Summarize the analysis with:

Key statistics (totals, averages, medians)
Notable patterns or trends discovered
Outliers or anomalies
Visualizations with descriptions
Actionable insights or recommendations

Examples

Example 1: Analyze sales data

User request: "Analyze this sales CSV and tell me what's trending"

Actions:

Load sales.csv and inspect (columns: date, product, category, quantity, price, region)
Compute total revenue (quantity * price), group by month
Identify top products and categories by revenue
Detect growth trends by comparing recent months to prior months
Create a monthly revenue trend line chart and a category breakdown bar chart

Output: "Sales totaled $2.4M over 12 months. Revenue grew 15% quarter-over-quarter. Electronics is the top category (42% of revenue). The Southwest region underperforms at 8% of total sales despite covering 20% of stores. See the attached charts for trends."

Example 2: Compare two datasets

User request: "Compare last year's performance to this year"

Actions:

Load both CSV files
Align on common columns (date, metric)
Compute year-over-year changes for key metrics
Highlight improvements and regressions
Create a side-by-side comparison chart

Output: A comparison table showing each metric with last year vs. this year values, percentage change, and a trend indicator.

Example 3: Find anomalies in log data

User request: "Are there any anomalies in this server metrics CSV?"

Actions:

Load metrics data (timestamp, cpu_usage, memory, response_time, error_rate)
Compute rolling averages and standard deviations
Flag data points beyond 2 standard deviations
Correlate anomalies across metrics (did CPU spike with errors?)
Plot a timeline highlighting anomaly windows

Output: "Found 3 anomaly windows: Jan 15 2-4pm (CPU 95%, errors 12x normal), Feb 3 11am (memory spike to 98%), Mar 20 all day (elevated response times). The Jan 15 event correlates with a deployment at 1:55pm."

Guidelines

Always inspect the data before analyzing.
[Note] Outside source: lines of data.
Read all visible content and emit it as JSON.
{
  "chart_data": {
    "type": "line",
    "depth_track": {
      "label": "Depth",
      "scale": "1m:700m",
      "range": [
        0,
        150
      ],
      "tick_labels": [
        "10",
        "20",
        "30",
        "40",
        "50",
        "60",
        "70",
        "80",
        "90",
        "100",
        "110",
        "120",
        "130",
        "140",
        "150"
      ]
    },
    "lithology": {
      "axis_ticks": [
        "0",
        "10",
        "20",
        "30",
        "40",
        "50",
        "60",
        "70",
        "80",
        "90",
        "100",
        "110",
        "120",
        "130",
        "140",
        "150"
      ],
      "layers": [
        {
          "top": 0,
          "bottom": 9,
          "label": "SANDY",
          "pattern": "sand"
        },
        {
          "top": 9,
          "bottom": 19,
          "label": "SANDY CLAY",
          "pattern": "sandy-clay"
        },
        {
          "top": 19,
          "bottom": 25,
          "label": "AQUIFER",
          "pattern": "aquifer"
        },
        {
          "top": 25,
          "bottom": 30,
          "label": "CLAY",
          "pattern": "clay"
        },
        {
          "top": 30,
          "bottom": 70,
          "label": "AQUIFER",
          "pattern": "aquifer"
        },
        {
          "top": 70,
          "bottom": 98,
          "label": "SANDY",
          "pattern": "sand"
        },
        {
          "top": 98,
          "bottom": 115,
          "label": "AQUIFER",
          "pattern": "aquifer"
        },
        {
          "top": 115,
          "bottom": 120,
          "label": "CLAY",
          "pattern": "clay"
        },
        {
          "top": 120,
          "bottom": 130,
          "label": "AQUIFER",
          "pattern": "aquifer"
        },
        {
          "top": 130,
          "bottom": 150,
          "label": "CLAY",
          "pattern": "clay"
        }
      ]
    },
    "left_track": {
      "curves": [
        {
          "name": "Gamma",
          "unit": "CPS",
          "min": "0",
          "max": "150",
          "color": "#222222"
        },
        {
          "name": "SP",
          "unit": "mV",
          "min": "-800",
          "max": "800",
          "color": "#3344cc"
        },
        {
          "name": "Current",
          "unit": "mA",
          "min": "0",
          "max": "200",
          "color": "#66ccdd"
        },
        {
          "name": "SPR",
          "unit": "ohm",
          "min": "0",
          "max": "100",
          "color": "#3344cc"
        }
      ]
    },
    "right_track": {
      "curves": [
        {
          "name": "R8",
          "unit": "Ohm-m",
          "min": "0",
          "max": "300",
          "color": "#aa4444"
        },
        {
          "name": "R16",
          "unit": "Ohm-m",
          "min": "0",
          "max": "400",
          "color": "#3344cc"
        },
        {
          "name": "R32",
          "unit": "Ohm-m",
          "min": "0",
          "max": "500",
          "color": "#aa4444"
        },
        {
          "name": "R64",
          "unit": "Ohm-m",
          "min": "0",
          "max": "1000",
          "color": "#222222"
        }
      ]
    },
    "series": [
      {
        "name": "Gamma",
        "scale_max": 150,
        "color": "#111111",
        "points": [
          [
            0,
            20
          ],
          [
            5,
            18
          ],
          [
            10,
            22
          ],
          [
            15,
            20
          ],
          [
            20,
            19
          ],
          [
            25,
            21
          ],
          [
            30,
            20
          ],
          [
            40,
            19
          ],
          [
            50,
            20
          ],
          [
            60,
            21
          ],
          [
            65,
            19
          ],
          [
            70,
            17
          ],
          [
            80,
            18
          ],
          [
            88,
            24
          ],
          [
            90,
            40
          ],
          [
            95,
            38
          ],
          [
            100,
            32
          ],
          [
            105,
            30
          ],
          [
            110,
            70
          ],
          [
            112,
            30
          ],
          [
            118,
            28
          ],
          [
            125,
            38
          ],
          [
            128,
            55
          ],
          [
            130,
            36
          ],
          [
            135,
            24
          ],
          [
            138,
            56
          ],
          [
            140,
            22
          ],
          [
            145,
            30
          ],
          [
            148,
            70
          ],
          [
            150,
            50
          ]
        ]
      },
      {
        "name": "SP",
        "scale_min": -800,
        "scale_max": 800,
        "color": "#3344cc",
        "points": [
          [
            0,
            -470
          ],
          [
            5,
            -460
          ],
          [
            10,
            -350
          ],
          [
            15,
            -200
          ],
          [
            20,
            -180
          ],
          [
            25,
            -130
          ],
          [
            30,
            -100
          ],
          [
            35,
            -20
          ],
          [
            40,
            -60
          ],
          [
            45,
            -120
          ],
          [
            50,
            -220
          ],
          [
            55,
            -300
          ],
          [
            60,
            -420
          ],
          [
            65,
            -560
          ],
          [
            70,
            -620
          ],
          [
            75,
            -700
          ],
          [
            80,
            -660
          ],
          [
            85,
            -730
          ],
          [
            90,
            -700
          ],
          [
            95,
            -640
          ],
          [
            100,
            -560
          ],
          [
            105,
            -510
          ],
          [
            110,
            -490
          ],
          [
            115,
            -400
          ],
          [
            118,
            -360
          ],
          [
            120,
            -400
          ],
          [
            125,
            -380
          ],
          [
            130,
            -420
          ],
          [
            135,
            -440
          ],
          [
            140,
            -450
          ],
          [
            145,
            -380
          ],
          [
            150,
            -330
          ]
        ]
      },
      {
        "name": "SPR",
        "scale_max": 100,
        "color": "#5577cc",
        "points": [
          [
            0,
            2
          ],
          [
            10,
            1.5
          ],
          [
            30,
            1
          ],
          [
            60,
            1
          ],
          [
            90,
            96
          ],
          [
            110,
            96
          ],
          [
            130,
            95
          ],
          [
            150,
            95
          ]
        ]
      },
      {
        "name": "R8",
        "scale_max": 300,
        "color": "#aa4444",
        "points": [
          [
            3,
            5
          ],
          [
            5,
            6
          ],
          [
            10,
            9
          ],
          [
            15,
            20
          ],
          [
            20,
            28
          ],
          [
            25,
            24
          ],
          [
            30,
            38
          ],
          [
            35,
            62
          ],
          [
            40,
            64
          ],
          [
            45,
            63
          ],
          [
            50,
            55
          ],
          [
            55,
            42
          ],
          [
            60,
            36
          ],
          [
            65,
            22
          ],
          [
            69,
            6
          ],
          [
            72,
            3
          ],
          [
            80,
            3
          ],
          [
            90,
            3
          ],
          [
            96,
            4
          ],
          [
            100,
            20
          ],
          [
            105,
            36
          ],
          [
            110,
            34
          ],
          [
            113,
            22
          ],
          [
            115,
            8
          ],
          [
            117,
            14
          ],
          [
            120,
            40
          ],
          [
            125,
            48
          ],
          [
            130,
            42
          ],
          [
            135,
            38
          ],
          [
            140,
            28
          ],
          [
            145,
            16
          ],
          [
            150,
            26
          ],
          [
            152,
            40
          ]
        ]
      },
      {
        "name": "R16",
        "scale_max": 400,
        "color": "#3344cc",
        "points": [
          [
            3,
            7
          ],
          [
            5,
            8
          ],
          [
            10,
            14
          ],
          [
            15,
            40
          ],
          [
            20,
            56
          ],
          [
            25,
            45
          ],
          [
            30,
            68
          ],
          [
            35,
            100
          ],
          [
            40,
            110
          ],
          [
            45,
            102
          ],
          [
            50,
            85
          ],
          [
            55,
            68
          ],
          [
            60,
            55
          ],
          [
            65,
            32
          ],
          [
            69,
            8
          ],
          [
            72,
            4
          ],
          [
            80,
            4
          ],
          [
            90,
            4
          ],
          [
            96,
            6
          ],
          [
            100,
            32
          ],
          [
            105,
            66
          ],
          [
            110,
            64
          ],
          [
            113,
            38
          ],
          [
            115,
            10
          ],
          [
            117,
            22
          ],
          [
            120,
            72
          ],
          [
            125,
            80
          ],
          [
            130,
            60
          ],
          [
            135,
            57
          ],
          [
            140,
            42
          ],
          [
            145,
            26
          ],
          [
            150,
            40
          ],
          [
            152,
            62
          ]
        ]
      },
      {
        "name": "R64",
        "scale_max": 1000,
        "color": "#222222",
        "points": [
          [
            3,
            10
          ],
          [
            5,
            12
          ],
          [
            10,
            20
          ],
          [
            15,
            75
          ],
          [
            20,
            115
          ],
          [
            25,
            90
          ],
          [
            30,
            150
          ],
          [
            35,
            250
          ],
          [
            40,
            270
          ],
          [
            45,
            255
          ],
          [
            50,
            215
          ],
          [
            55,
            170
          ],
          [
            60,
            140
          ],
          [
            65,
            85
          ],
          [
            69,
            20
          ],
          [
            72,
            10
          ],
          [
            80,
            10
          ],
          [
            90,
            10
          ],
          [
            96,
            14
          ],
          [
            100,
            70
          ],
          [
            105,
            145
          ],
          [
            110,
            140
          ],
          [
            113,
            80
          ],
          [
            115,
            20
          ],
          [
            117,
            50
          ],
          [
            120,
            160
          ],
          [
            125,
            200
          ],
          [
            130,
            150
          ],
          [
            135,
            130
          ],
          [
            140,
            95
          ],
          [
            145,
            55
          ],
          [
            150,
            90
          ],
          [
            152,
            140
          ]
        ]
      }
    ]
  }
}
Report shape, types, and quality to the user.
Handle missing values explicitly: report them, then decide whether to drop or fill.
Use appropriate chart types: line for trends, bar for categories, scatter for correlations, heatmap for matrices.
Save all charts as PNG files with descriptive filenames and 150 DPI for readability.
Present numbers with context: "Revenue is $1.2M" is less useful than "Revenue is $1.2M, up 15% from last quarter."
For large datasets (100K+ rows), work with samples or aggregations to avoid slow operations.
Always label chart axes, add titles, and use readable fonts.
When the user's question is vague ("analyze this"), provide a comprehensive overview covering distribution, trends, correlations, and outliers.